Contudo, o estudo de maior impacto conduzido pela consultoria no Brasil foi o que levou à privatização do setor das telecomunicações durante o governo de Fer­nan­do Henrique Cardoso (FHC), anali­sado pelo professor Venício Artur de Lima no artigo “Globalização e políticas públicas no Brasil: a privatização das comunica­ções entre 1995 e 1998”, publicado na Revista Brasileira de Política Internacional (RBPI), em 1998. Professor titular de Ciência Política e Comunicação da UnB (aposentado), Lima atualmente é pesquisador senior do Centro de Estudos Republicanos Brasileiros (Cerbras) da UFMG.

Sem licitação

Em 1995, o Congresso Nacional aprovou a emenda à Constituição que quebrou o monopólio estatal das telecomunicações, e, em junho de 1996, o Ministério das Comunicações celebrou um Termo de Cooperação com a União Interna­cio­nal de Telecomunicações (UIT), por meio do qual pretendia obter “apoio técnico e metodológico com vistas à modernização do setor de telecomunicações”, vale dizer, ao novo desenho da Lei Geral de Telecomunicações (LGT), à formulação do novo modelo econômico do setor e à privatização das “teles”. Não houve licitação. O orçamento inicial, de US$ 5,1 milhões, foi depois ampliado para US$ 16,6 milhões.

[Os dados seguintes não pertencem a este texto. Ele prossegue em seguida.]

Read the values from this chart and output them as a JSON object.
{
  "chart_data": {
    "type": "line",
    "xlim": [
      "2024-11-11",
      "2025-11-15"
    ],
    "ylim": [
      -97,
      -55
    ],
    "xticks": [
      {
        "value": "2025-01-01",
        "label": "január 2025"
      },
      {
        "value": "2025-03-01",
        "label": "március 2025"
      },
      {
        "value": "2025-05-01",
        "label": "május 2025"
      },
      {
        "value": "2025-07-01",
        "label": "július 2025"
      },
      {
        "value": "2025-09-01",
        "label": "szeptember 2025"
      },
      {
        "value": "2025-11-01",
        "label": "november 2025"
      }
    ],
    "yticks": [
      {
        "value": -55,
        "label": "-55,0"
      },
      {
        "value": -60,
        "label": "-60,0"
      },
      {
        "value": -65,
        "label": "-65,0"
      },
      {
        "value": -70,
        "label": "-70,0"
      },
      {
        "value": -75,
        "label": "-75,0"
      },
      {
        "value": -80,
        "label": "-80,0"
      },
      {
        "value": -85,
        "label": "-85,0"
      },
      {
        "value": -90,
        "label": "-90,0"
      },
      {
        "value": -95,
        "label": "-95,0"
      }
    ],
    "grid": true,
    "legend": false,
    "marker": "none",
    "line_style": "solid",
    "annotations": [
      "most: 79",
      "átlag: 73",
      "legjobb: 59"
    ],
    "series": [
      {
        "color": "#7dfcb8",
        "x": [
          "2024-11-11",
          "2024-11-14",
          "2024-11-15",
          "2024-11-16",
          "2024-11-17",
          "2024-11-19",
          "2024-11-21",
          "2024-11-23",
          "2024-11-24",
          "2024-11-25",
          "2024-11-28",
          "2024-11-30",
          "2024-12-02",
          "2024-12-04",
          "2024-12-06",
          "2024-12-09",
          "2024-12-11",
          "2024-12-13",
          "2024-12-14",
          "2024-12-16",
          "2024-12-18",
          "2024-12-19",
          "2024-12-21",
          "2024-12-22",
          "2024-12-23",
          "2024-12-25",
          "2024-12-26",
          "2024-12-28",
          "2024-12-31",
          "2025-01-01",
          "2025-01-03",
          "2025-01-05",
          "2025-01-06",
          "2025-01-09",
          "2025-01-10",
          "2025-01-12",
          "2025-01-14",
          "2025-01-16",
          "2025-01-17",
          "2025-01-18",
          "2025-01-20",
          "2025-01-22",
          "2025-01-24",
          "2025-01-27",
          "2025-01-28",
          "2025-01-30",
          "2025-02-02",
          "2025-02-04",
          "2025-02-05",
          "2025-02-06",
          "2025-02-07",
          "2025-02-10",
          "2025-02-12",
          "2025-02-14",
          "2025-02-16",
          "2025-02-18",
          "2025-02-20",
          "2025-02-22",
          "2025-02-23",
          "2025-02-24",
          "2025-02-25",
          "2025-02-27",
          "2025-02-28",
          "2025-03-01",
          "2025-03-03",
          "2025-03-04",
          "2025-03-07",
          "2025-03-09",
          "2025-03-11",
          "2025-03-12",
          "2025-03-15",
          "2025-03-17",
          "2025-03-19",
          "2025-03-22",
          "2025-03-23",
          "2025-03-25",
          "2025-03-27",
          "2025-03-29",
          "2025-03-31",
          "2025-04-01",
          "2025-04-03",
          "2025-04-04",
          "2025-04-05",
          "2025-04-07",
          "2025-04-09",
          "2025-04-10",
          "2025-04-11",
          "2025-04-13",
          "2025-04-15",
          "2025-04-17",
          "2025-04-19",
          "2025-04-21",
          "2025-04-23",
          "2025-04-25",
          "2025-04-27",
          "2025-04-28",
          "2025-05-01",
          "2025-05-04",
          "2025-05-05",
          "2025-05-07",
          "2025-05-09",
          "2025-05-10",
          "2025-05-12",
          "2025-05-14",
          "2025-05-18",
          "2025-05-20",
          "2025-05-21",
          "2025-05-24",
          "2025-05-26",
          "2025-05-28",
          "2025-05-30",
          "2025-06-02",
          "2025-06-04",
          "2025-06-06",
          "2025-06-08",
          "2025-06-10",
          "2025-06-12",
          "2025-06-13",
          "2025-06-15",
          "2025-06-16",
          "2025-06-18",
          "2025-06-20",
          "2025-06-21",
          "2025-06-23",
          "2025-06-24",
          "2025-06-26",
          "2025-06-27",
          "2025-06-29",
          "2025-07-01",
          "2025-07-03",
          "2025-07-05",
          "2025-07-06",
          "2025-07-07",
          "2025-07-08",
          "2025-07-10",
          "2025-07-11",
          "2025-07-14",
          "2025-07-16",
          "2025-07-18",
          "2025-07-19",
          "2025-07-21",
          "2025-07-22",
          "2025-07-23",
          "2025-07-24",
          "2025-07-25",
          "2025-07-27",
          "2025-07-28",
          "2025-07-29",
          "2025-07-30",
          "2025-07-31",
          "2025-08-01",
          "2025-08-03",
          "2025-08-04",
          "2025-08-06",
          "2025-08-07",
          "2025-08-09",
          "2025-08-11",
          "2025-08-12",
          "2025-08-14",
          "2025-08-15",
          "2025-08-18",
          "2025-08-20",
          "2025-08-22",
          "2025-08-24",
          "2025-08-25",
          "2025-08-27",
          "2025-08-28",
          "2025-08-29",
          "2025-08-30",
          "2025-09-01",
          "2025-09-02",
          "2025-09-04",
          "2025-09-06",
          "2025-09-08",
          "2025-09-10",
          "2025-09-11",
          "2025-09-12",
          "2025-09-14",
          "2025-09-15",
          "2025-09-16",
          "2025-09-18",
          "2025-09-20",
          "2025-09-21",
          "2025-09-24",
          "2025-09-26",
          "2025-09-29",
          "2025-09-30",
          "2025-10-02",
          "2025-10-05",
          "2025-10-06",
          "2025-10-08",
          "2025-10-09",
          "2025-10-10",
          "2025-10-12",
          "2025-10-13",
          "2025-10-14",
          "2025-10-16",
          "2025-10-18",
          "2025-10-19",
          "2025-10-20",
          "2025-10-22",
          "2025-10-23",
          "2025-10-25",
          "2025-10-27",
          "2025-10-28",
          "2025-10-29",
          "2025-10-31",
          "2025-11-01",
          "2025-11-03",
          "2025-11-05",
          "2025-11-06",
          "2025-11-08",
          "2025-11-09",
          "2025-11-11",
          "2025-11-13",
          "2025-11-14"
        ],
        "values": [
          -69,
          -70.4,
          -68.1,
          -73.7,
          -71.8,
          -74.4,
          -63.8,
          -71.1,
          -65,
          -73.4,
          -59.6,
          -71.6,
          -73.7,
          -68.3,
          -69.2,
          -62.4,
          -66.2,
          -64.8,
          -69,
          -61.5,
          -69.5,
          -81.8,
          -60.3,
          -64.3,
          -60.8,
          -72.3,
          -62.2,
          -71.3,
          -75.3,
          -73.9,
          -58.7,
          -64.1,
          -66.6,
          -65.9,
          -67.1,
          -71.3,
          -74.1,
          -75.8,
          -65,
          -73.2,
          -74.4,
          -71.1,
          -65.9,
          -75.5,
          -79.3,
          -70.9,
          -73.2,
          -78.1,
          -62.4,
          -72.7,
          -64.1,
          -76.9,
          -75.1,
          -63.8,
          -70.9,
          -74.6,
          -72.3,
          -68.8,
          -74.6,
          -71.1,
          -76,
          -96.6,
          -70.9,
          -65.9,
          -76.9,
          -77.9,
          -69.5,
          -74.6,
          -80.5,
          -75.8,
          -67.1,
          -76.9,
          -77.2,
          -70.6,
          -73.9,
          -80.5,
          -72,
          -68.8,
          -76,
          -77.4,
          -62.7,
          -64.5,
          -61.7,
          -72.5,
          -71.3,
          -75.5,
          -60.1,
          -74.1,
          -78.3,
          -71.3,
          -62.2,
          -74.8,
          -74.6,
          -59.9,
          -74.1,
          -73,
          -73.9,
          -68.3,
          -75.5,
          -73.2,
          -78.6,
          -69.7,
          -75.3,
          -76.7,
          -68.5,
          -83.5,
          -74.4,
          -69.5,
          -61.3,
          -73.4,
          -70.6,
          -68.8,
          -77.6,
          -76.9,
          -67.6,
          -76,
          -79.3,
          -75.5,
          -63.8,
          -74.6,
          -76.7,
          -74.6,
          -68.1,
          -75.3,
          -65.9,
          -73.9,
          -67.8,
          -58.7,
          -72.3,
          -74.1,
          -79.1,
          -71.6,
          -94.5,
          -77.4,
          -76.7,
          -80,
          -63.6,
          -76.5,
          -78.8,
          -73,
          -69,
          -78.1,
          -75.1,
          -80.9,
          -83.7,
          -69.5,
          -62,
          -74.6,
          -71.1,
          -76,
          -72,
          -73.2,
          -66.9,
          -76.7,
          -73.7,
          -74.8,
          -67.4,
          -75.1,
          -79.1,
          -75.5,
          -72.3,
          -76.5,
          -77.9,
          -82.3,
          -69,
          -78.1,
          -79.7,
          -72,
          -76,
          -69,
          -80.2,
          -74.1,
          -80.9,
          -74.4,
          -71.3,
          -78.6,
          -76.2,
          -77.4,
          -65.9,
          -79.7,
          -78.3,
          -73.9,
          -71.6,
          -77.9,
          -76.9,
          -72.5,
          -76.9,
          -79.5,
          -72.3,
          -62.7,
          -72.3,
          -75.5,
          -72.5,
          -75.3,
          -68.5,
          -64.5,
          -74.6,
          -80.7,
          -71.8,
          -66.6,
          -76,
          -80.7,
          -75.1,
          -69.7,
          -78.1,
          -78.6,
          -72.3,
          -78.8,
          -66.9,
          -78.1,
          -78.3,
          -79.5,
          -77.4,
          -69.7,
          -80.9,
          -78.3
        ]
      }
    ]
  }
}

Para desenvolver esse trabalho, a UIT contratou como principal consultor a McKinsey & Company, Inc. “Quase um ano mais tarde, em abril de 1997, a McKinsey seria novamente contratada, agora para substituir como segunda colocada, a Coopers & Lybrand, que por ‘razões operacionais’ (sic) teve seu contrato encerrado”, diz Lima.

O professor assinala a progressiva transformação da UIT, em paralelo à redefinição conceitual do setor das comunicações, vistas não mais como serviço público, mas como uma atividade rentável. Cita Jill Hills (1997), segundo quem “a década de 1980 assinalou o surgimento de uma forma de privatização de instituições internacionais como a UIT, onde o conceito prévio de soberania nacio­nal começou a ser minado por pressões em admitir interesses privados nas negociações”. Tais mudanças, lideradas pela ação dos EUA, culminam com a criação da Organização Mundial do Comércio (OMC) e a assinatura do Acordo Geral sobre Telecomunicações em 1997.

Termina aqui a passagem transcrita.